Just a general comment about atomic_testandset_acq_* and similar RMW operations - I'm fairly sure that operations like this do not behave as described in atomic(9):
For example, to add two long integers ensuring that all prior loads and stores are completed before the addition is performed, use atomic_add_rel_long().
In particular, for both the LL/SC and LSE variants of the arm64 implementation, the acquire semantics apply only to the load portion of the operation. In other words, there is nothing preventing a subsequent load from being reordered with the store. But that example seems to suggest that the store will be visible before subsequent loads.
Oops, I meant to quote this section instead:
For example, to subtract two integers ensuring that the subtraction is completed before any subsequent loads and stores are performed, use atomic_subtract_acq_int().
The C17 standard defines _acq as
For memory_order_acquire, memory_order_acq_rel, and memory_order_seq_cst, a load operation performs an acquire operation on the affected memory location.
For me this sounds exactly as implemented, i.e. for acquire, the load portion of RWM is acquire. Symmetrically for release, the store portion of RMW is release.
There is no reordering terminology. Probably our man page requires some tweak.
There was a discussion on the arch list about this a few years ago: https://lists.freebsd.org/pipermail/freebsd-arch/2014-October/016160.html.
With LL/SC atomics we may nove a later load before the store-exclusive, but it will be a successful store as any failed store-exclusive would rerun the load-exclusive and will have acquire semantics.
The one place we need to be careful is if we have both acquire and release semantics (accesses from before and after may be reordered to be within the read-modify-write sequence, so be reordered with each other), however as we don't have these in atomic(9) it shouldn't be an issue.
Was there a discussion about specific issue Mark noted? Because the points from the mail you reference are all gone for long time. Atomic_load_acq and store_rel on x86 fully utilize TSO model provided by hardware. We also have atomic_thread_fence_XXX() primitives which provide desired memop-less fences without breaking C11 memory model.

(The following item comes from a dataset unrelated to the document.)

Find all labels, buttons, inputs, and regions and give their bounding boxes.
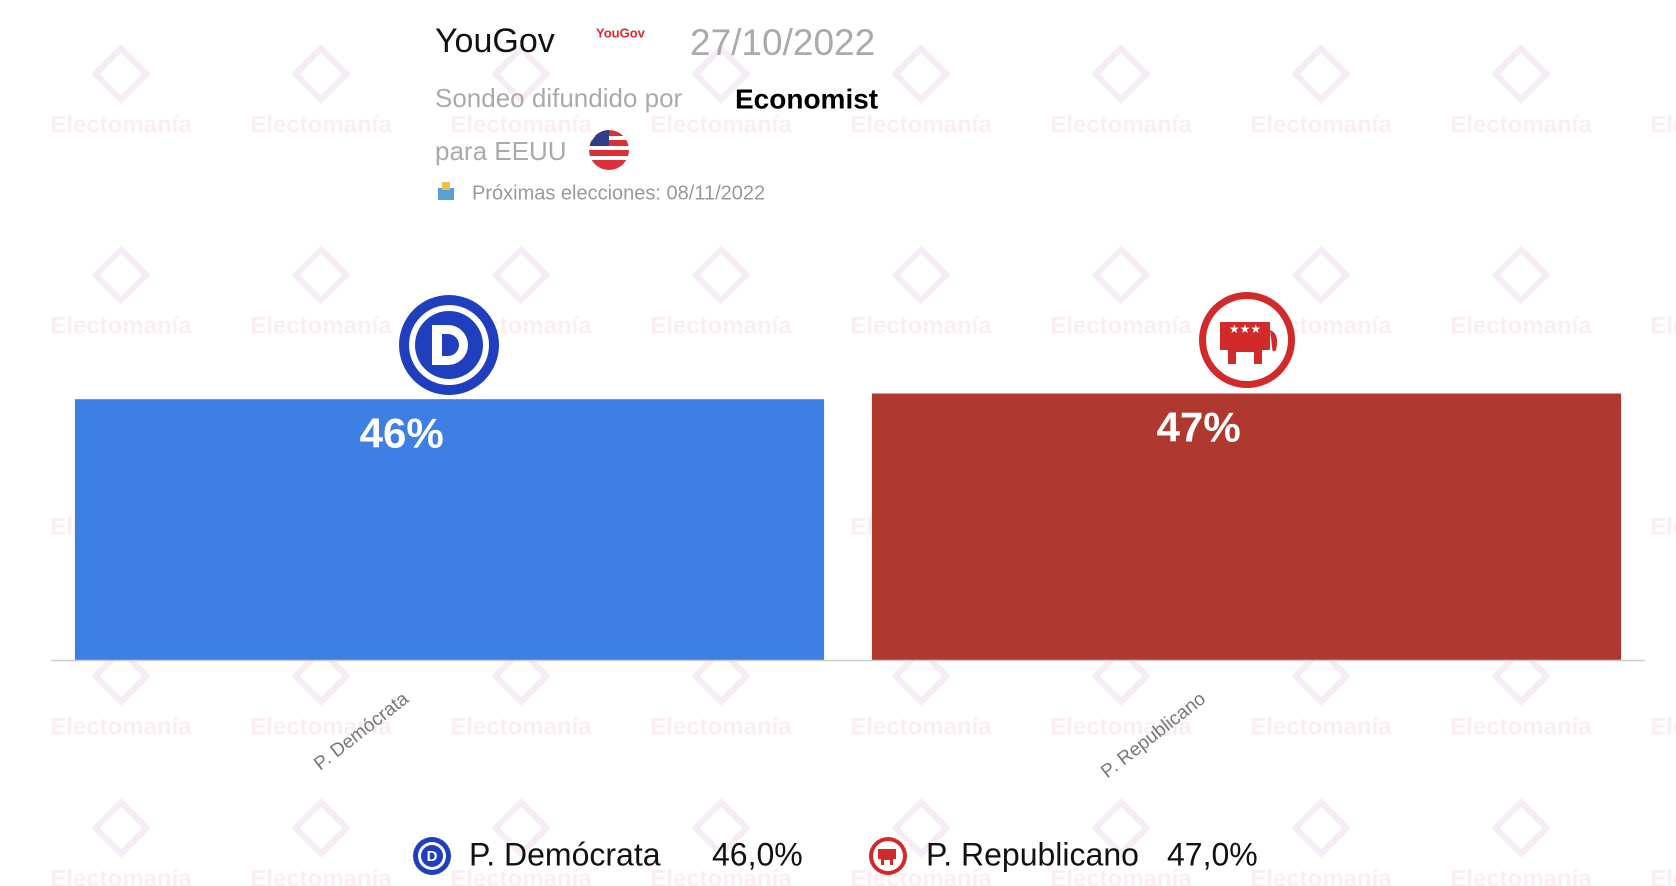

With LL/SC atomics we may nove a later load before the store-exclusive, but it will be a successful store as any failed store-exclusive would rerun the load-exclusive and will have acquire semantics.
The one place we need to be careful is if we have both acquire and release semantics (accesses from before and after may be reordered to be within the read-modify-write sequence, so be reordered with each other), however as we don't have these in atomic(9) it shouldn't be an issue.

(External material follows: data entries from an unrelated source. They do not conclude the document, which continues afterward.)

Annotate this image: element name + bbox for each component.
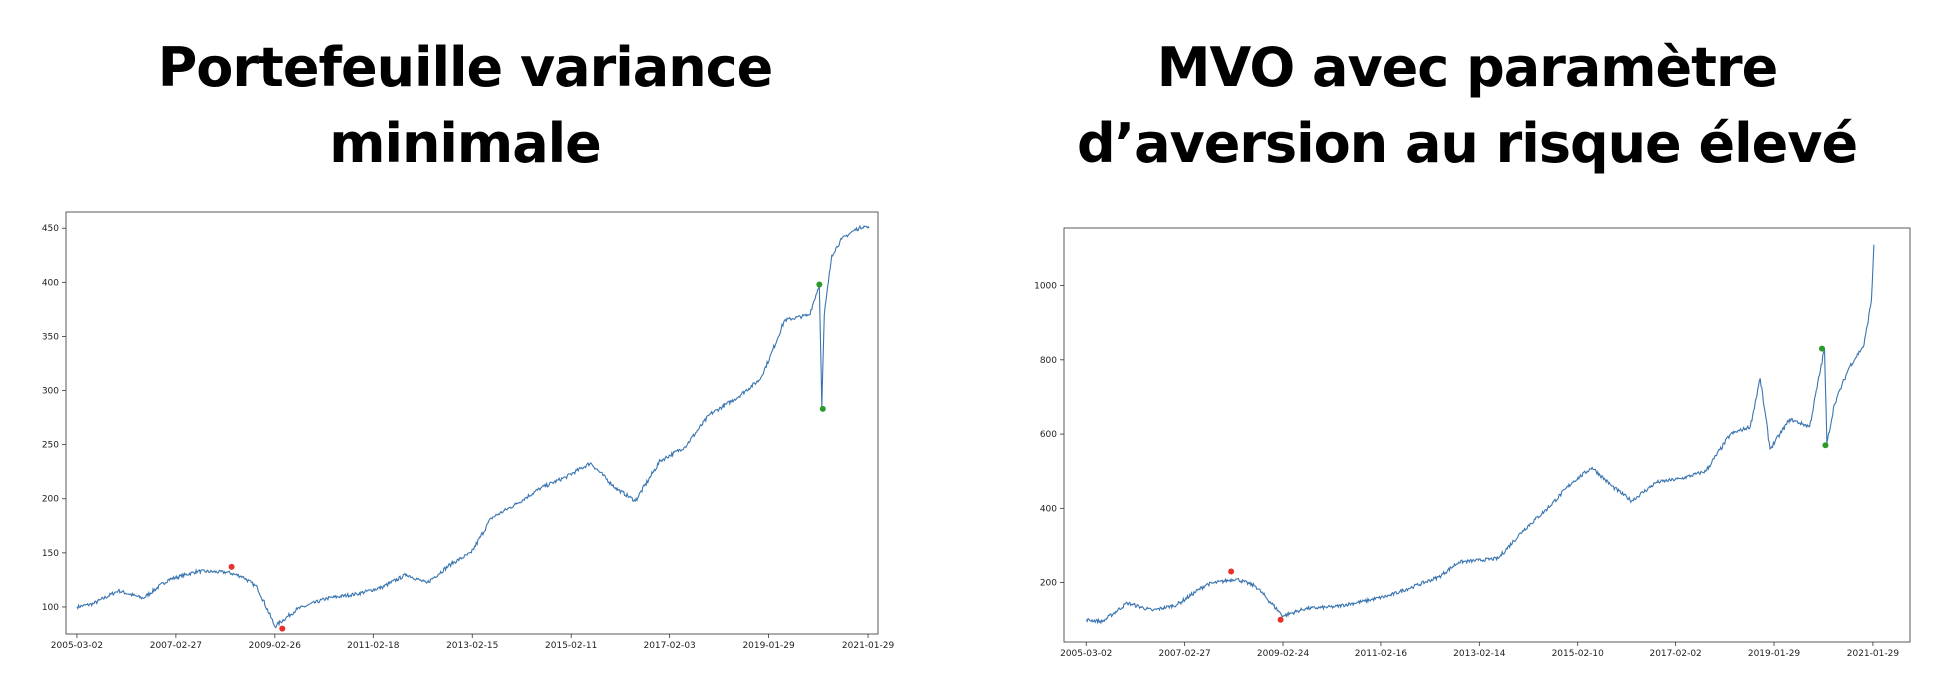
left-panel: Portefeuille variance minimale bbox=[0, 0, 930, 674]
chart-title-left-line1: Portefeuille variance bbox=[157, 36, 774, 99]
chart-title-left: Portefeuille variance minimale bbox=[0, 30, 930, 182]
chart-title-right: MVO avec paramètre d’aversion au risque … bbox=[1000, 30, 1934, 182]
chart-title-right-line1: MVO avec paramètre bbox=[1156, 36, 1778, 99]
chart-title-left-line2: minimale bbox=[329, 112, 602, 175]
right-panel: MVO avec paramètre d’aversion au risque … bbox=[1000, 0, 1934, 674]
chart-title-right-line2: d’aversion au risque élevé bbox=[1076, 112, 1858, 175]
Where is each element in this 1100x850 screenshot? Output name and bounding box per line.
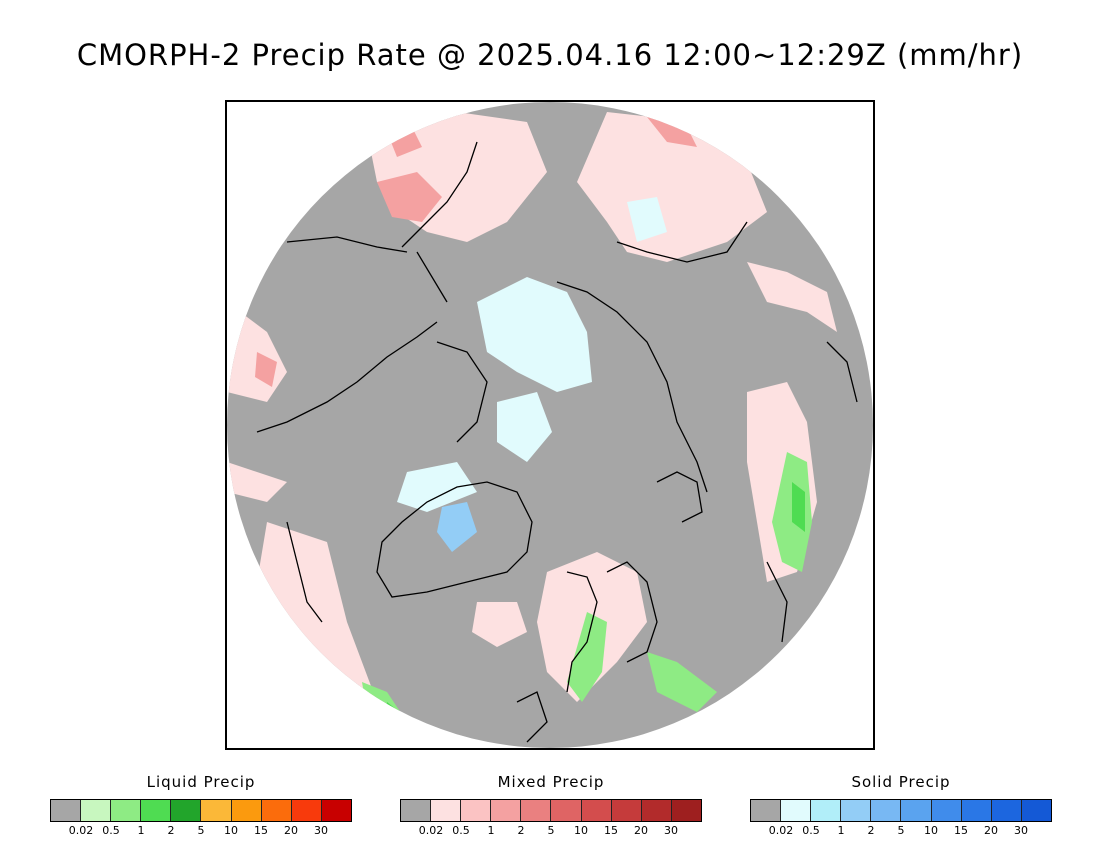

This is the common (allowed) issue with acq_rel operation, basically this is one of the aspects they are different from true sequentially consistent op (but there are more).
Yes, I think atomic(9) needs to be updated to reflect that acquire semantics for atomic_<op>_acq_<type>() apply specifically to the load portion of the operation. At least one consumer, smr_enter(), gets this wrong. There, the store must complete before any subsequent loads. On amd64 this is true since a load will not be reordered before a locked instruction (i.e., atomic_add_acq_int() behaves like __storeload_barrier()), but on arm64 there is no guarantee.